“Não, tenho um assunto importante para tratar com você. Gostaria de marcar um encontro para conversarmos, é sobre o hospital...”
Naquele momento, Lavínia ainda precisava resolver questões importantes e já estava sem paciência. Nem sequer escutou direito o que Roberto disse, interrompendo-o de imediato.
“Não tenho tempo! Resolva seus assuntos sozinho, não venha me procurar!”
Assim que terminou de falar, Lavínia desligou o telefone na mesma hora.
Quando Roberto tentou ligar novamente, percebeu que havia sido bloqueado por Lavínia.
Ao escutar a mensagem automática informando que o usuário estava em outra chamada, seu semblante tornou-se sombrio. Seus olhos, tão escuros quanto tinta fresca, refletiam um presságio de tempestade iminente, e sua postura transbordava tensão.

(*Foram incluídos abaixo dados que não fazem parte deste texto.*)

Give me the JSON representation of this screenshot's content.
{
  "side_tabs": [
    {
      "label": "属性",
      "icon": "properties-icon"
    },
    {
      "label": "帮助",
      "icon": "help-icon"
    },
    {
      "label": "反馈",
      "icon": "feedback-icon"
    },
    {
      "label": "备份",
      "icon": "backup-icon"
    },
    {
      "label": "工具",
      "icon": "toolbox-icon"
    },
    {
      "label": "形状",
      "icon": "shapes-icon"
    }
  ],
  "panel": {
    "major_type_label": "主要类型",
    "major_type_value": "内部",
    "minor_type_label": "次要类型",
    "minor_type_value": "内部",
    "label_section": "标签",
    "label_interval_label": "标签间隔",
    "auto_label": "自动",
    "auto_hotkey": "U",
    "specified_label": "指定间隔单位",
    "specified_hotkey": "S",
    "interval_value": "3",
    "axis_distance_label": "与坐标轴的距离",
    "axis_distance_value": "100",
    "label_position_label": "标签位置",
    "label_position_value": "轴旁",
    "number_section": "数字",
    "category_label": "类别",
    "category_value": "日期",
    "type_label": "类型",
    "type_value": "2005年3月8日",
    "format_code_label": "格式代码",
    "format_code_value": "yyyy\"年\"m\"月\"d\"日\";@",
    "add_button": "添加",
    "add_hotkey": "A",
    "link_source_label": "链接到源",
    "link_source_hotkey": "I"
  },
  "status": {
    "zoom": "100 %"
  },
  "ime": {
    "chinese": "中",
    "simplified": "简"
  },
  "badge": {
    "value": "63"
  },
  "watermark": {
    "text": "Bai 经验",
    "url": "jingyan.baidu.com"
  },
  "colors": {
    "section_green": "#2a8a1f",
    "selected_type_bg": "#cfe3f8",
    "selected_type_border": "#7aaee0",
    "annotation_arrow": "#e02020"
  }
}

“Lavínia, muito bem, realmente muito bem!”
O tom de voz estava carregado de raiva contida, como se desejasse despedaçá-la com os dentes.

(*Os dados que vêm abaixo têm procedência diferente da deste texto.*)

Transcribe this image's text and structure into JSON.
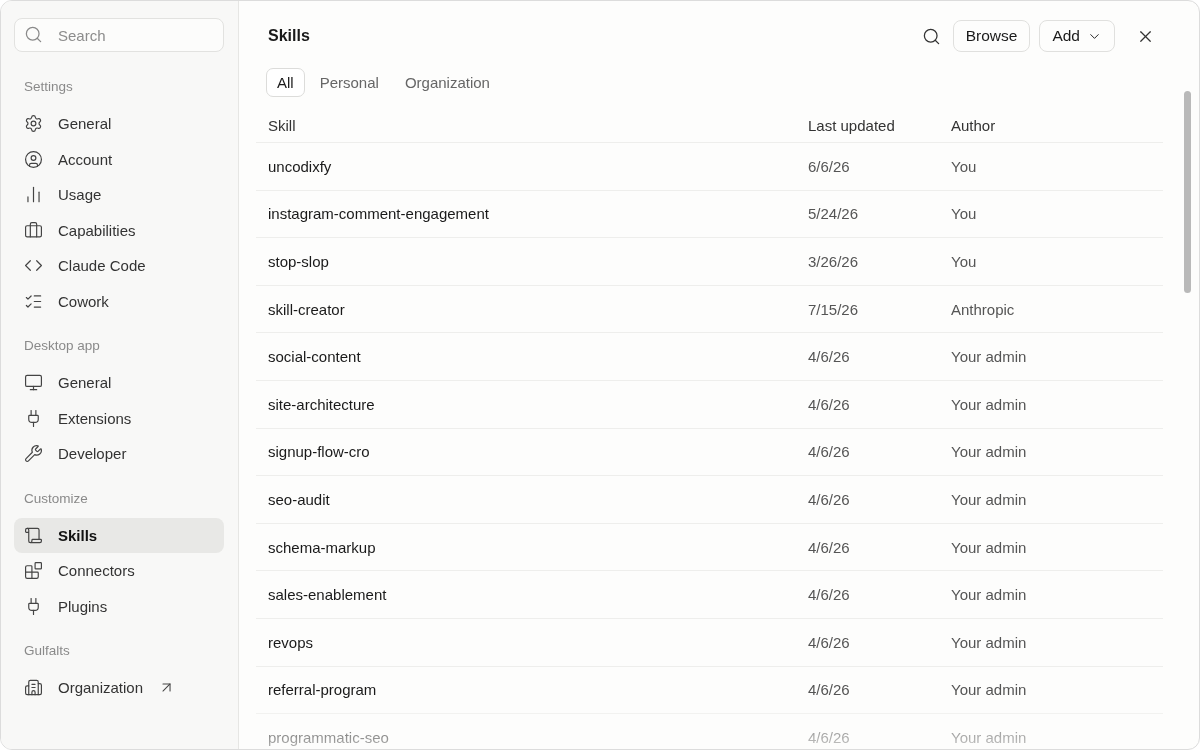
{
  "sidebar": {
    "search": {
      "placeholder": "Search"
    },
    "sections": [
      {
        "title": "Settings",
        "items": [
          {
            "label": "General",
            "selected": false
          },
          {
            "label": "Account",
            "selected": false
          },
          {
            "label": "Usage",
            "selected": false
          },
          {
            "label": "Capabilities",
            "selected": false
          },
          {
            "label": "Claude Code",
            "selected": false
          },
          {
            "label": "Cowork",
            "selected": false
          }
        ]
      },
      {
        "title": "Desktop app",
        "items": [
          {
            "label": "General",
            "selected": false
          },
          {
            "label": "Extensions",
            "selected": false
          },
          {
            "label": "Developer",
            "selected": false
          }
        ]
      },
      {
        "title": "Customize",
        "items": [
          {
            "label": "Skills",
            "selected": true
          },
          {
            "label": "Connectors",
            "selected": false
          },
          {
            "label": "Plugins",
            "selected": false
          }
        ]
      },
      {
        "title": "Gulfalts",
        "items": [
          {
            "label": "Organization",
            "selected": false,
            "external": true
          }
        ]
      }
    ]
  },
  "header": {
    "title": "Skills",
    "buttons": [
      {
        "label": "Browse",
        "kind": "plain"
      },
      {
        "label": "Add",
        "kind": "menu"
      }
    ]
  },
  "tabs": [
    {
      "label": "All",
      "selected": true
    },
    {
      "label": "Personal",
      "selected": false
    },
    {
      "label": "Organization",
      "selected": false
    }
  ],
  "table": {
    "columns": [
      "Skill",
      "Last updated",
      "Author"
    ],
    "rows": [
      {
        "skill": "uncodixfy",
        "last_updated": "6/6/26",
        "author": "You"
      },
      {
        "skill": "instagram-comment-engagement",
        "last_updated": "5/24/26",
        "author": "You"
      },
      {
        "skill": "stop-slop",
        "last_updated": "3/26/26",
        "author": "You"
      },
      {
        "skill": "skill-creator",
        "last_updated": "7/15/26",
        "author": "Anthropic"
      },
      {
        "skill": "social-content",
        "last_updated": "4/6/26",
        "author": "Your admin"
      },
      {
        "skill": "site-architecture",
        "last_updated": "4/6/26",
        "author": "Your admin"
      },
      {
        "skill": "signup-flow-cro",
        "last_updated": "4/6/26",
        "author": "Your admin"
      },
      {
        "skill": "seo-audit",
        "last_updated": "4/6/26",
        "author": "Your admin"
      },
      {
        "skill": "schema-markup",
        "last_updated": "4/6/26",
        "author": "Your admin"
      },
      {
        "skill": "sales-enablement",
        "last_updated": "4/6/26",
        "author": "Your admin"
      },
      {
        "skill": "revops",
        "last_updated": "4/6/26",
        "author": "Your admin"
      },
      {
        "skill": "referral-program",
        "last_updated": "4/6/26",
        "author": "Your admin"
      },
      {
        "skill": "programmatic-seo",
        "last_updated": "4/6/26",
        "author": "Your admin"
      }
    ]
  }
}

Vítor, ao lado, sentiu um calafrio percorrer a espinha. Ficou tão assustado que começou a tremer, tentando se encolher no canto, na esperança de passar despercebido.
Desde que Sr. Lourenço e Sra. Cruz se divorciaram, fazia muito tempo que Vítor não via Sr. Lourenço tão irritado com Sra. Cruz.
Ainda bem que Sra. Cruz não estava por perto; do contrário, certamente seria atingida pelo frio glacial que emanava do Sr. Lourenço.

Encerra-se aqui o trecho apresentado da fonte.